The Senate Courts of Justice Committee on Wednesday approved a measure that would eliminate Virginia's one-gun-a-month restriction on handgun purchases, setting up what could be the most significant change to Virginia's gun laws in years.
The committee deferred until next year consideration of a bill that would exempt from state background checks long guns and rifles purchased from gun dealers, and a senator withdrew from consideration a bill that would have restricted public colleges and universities from enacting regulations to bar the carrying of firearms on campus. Currently, the state's schools can enact their own regulations banning guns on campus.
Gun-rights advocates are pushing a number of bills, emboldened by a conservative wave of Republican lawmakers who were elected in November and tipped the Senate's balance to the GOP. Republicans have an 8-7 majority on the Courts committee, which Democrats controlled last year.
In 1993, the legislature approved the one-gun-a-month restriction, advocated by then-Gov. L. Douglas Wilder, to address interstate trafficking of firearms in Virginia. Attempts to repeal the law had failed before this session, in which Republicans assumed control of the Senate for the first time in four years.
The vote on Senate Bill 323, sponsored by Sen. Charles W. Carrico Sr., R-Grayson, was 8-6, with Sen. John S. Edwards, D-Roanoke, voting for passage with seven Republicans. Sen. Thomas K. Norment, Jr., R-James City, who was not present at the time of the vote, was recorded as abstaining. The vote came during a marathon five-hour meeting in which lawmakers took up a series of gun bills.
The repeal measure has strong support in the Republican-dominated House of Delegates, and Gov. Bob McDonnell has indicated he is inclined to sign the bill.
Opponents of Carrico's bill said repeal of the law would hamper efforts to stem the flow of weapons.
"The only group that this law currently prohibits is gun traffickers," said gun-control advocate Andrew Goddard, father of Virginia Tech shooting survivor Colin Goddard. "Getting rid of the only law we have on the books ... is not going to make that problem go away."
Josh Horwitz of the Coalition to Stop Gun Violence said the concern was not the purchaser of a couple of handguns during a month, but the "huge, bulk, multiple sales" of guns.
Advocates for the legislation said the current law has so many exceptions allowing for the purchase of more than one handgun a month — for people like police officers and holders of concealed-weapon permits — that everyday law-abiding citizens are the only ones who can't exercise a constitutionally protected right.
Carrico said only California, Maryland and New Jersey have similar laws, "which I don't want to be characterized with."
The senator was less enthusiastic about presenting Senate Bill 324, which would have restricted schools from imposing gun bans on campus.

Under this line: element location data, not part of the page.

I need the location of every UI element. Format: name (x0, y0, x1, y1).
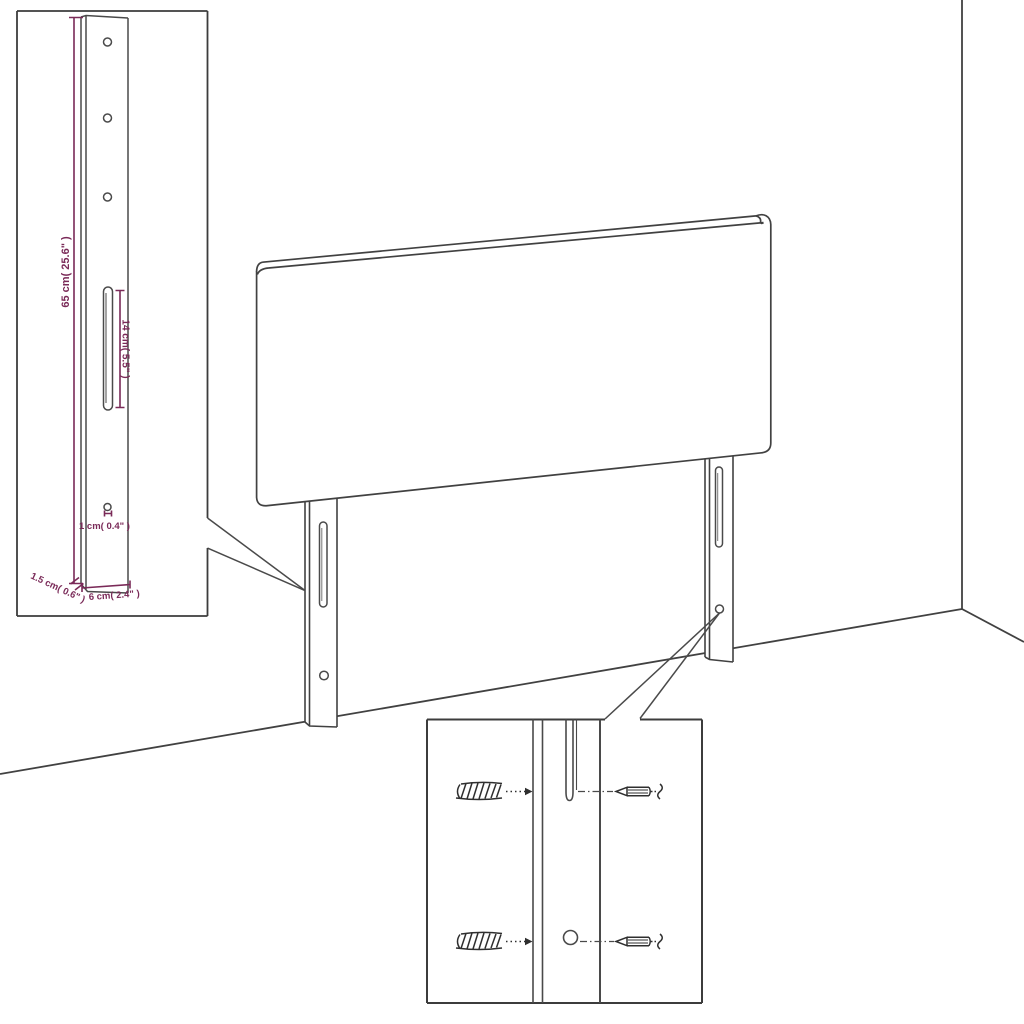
headboard-left-leg (305, 470, 337, 727)
screw-top-icon (616, 784, 662, 799)
inset-leg-bottom-hole (104, 504, 111, 511)
inset-leg-hole-1 (104, 38, 112, 46)
dim-label-slot-length: 14 cm( 5.5" ) (120, 319, 131, 378)
inset-leg-slot (104, 287, 113, 410)
leg-detail-inset: 65 cm( 25.6" ) 14 cm( 5.5" ) 1 cm( 0.4" … (17, 11, 208, 616)
dim-label-leg-height: 65 cm( 25.6" ) (60, 236, 72, 308)
anchor-arrow-bottom (525, 938, 533, 946)
inset-dimensions (69, 18, 130, 593)
diagram-page: 65 cm( 25.6" ) 14 cm( 5.5" ) 1 cm( 0.4" … (0, 0, 1024, 1024)
dim-line-1cm (105, 511, 112, 517)
right-leg-slot (716, 467, 723, 547)
floor-line-right (962, 609, 1024, 642)
hardware-detail-inset (427, 720, 702, 1004)
alignment-lines (578, 792, 614, 942)
screw-bottom-icon (616, 934, 662, 949)
wall-anchor-bottom-icon (456, 932, 525, 949)
inset2-hole (564, 931, 578, 945)
left-leg-slot (320, 522, 328, 607)
left-leg-hole (320, 671, 329, 680)
callout-wedge-left (208, 518, 306, 591)
dim-label-leg-width: 6 cm( 2.4" ) (88, 588, 140, 603)
inset-leg-hole-2 (104, 114, 112, 122)
inset2-slot (566, 720, 573, 801)
inset2-leg-strip (533, 720, 600, 1004)
inset2-box-border (427, 720, 702, 1004)
callout-wedge-right (605, 613, 720, 719)
wall-anchor-top-icon (456, 782, 525, 799)
headboard-diagram: 65 cm( 25.6" ) 14 cm( 5.5" ) 1 cm( 0.4" … (0, 0, 1024, 1024)
right-leg-hole (716, 605, 724, 613)
dim-label-hole-diameter: 1 cm( 0.4" ) (79, 521, 130, 532)
anchor-arrow-top (525, 788, 533, 796)
floor-line-left (0, 609, 962, 774)
headboard-panel (257, 215, 771, 506)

The bill had drawn opposition from numerous gun-control advocates and had received a tepid reception from McDonnell.
"It's not ready for prime time," he said, telling the committee he wants to address problems with the bill and bring it back next year.
The committee also approved a measure that would prohibit anyone subject to an emergency protective order after an arrest for domestic violence from having a gun in the home of their alleged victim. Senate Bill 554, sponsored by Sen. Barbara Favola, D-Arlington, was approved 9-6.
The committee also approved, along party lines, a bill that would immunize from civil liability a person who uses deadly force against an intruder in his home. Senate Bill 4, sponsored by Sen. Richard H. Stuart, R-Westmoreland, passed 8-7.
Senators also approved a measure that would prohibit localities from requiring fingerprints of first-time applicants for concealed-handgun permits.
"It's an onus on the law-abiding citizen and unnecessary," said Sen. Thomas A. Garrett Jr., R-Louisa, a co-sponsor of Senate Bill 67, with Sen. William M. Stanley Jr., R-Franklin County.
Opponents, including gun-control advocates and the Virginia Municipal League said fingerprint checks are part of a system that helps identify people who are not qualified to carry concealed weapons. Roughly one-third of Virginia's communities require fingerprinting of applicants of concealed-weapon permits. The vote was 8-6, with Norment again abstaining by proxy.